Of course, that is all water under the bridge, but every now and then, a yearning for the before-the-injury times creeps into my mind. Those were the times when I could walk fast and dance freely; when I could sing and enjoy singing; when I could work (and type my translation and editing jobs fast with two hands); when I could cook for my family, for BHA members, and for the needy – when I was active and could help others, instead of needing others to help me. Then, I focus on the future: time will magically fly, and suddenly, the past will be restored to me and I’ll be able to do the things I’m unable to do now.

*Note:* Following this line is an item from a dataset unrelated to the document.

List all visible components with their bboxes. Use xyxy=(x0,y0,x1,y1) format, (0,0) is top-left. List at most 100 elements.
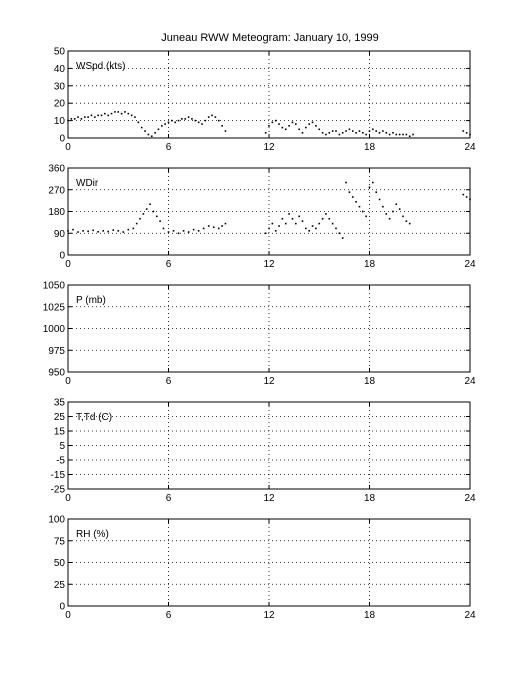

Since I’m constantly traveling back and forth, I never spend much time here, in the present. And since I don’t remain here, I can’t carry out all those activities that I can actually perform because I have the gift that the injury has given me – the gift of time (I talk about it elsewhere). I can’t think of it as a gift that needs to be played with, that needs to be enjoyed; I can’t rejoice in it. A while ago, I felt happy to have time to do things that give me pleasure, and now I can’t find pleasure in doing them because I spend all my free time looking at the past and the future.
I should strive to have, unlike Janus, one face only and look only at the present, enjoying the beauty each day has to offer. I should neither yearn nor hope, but deliberately savor each day’s delicacy. I shouldn’t travel backward or forward; I should play with my gift.